Der Historiker Jeffrey Veidlinger widmet sich in seinem Buch „Mitten im zivilisierten Europa“ einem eher weniger oft beachteten Phänomen in diesen turbulenten Jahren: Pogromen. Schätzungsweise 100.000 Juden starben in diesen Jahren bei rund 1000 antisemitischen Gewalttaten, die sich quer über das gesamte Gebiet der heutigen Ukraine erstreckten. Seine These: Die Jahre der Gewalt, die Entmenschlichung der jüdischen Bevölkerung in ebendieser Epoche in der Ukraine hätten dem Holocaust erst den Weg geebnet. Als die Nazis gekommen seien, sei die Ukraine bereits eine Todeszone gewesen, die Jahrzehnte der Gewalt hinter sich gehabt habe, schreibt er. Die Pogrome hätten Gewalt gegen Juden als akzeptable Reaktion auf die Exzesse der Bolschewiken etabliert, so Veidlinger.

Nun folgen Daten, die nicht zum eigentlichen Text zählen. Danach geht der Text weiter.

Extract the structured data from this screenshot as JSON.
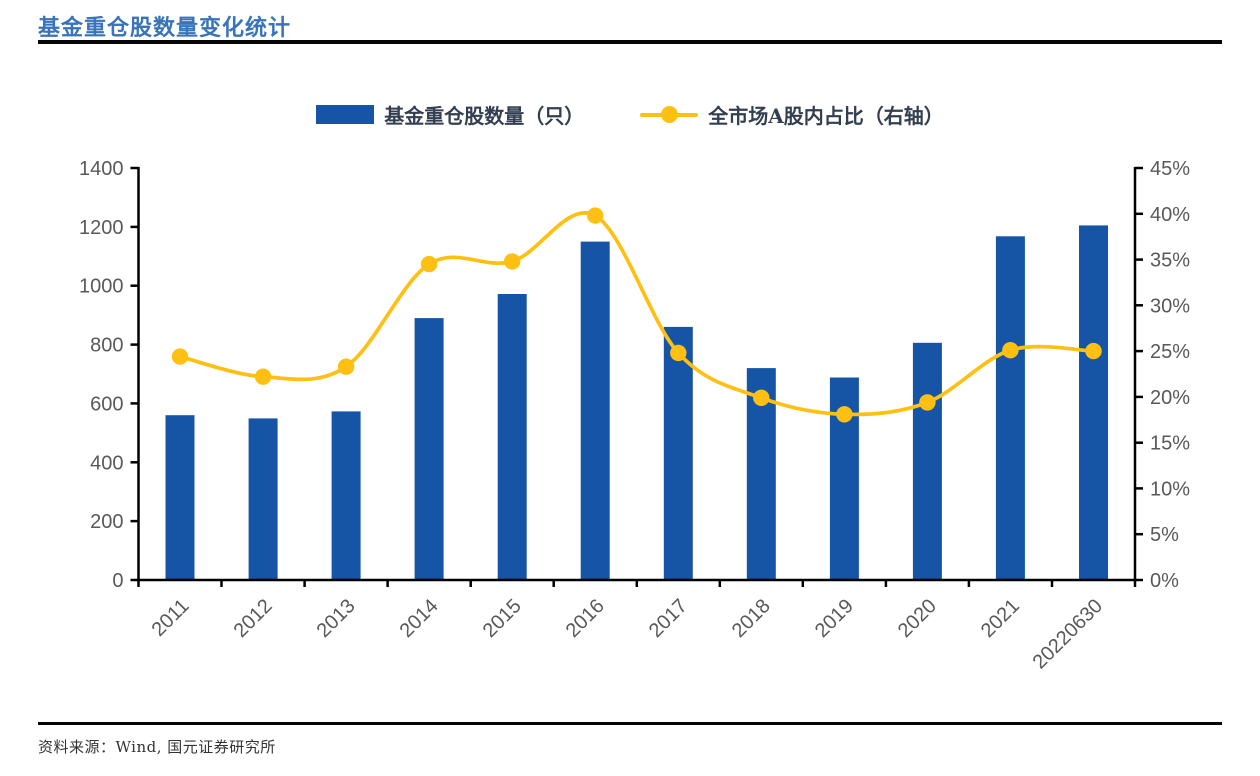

Und er betreibt in seinem spannend zu lesenden Buch durchaus keine Schwarz-Weiß-Malerei: Schuldig gemacht hätten sich dabei alle in der Ukraine. Ohne Ausnahme. Für die Bolschewiken seien Ju den für die verhassten Kapitalisten gestanden und entsprechend verfolgt worden; die ukrainische Nationalbewegung, die den Juden zuerst große Autonomie zugesprochen hatte, hätte Juden dann aber oft verdächtigt, mit den Bolschewiken gemeinsame Sache zu machen oder unter einer Decke mit polnischen Großgrundbesitzern zu stecken, und sie daher verfolgt; Warlords wollten ganz einfach Beute machen; für die Weißgardisten wiederum, die in der Südukraine versprengten Reste des zaristischen Regimes, seien Juden ganz einfach Christusmörder gewesen. Die Ironie an der Sache: Juden waren in allen diesen politischen Lagern vertreten.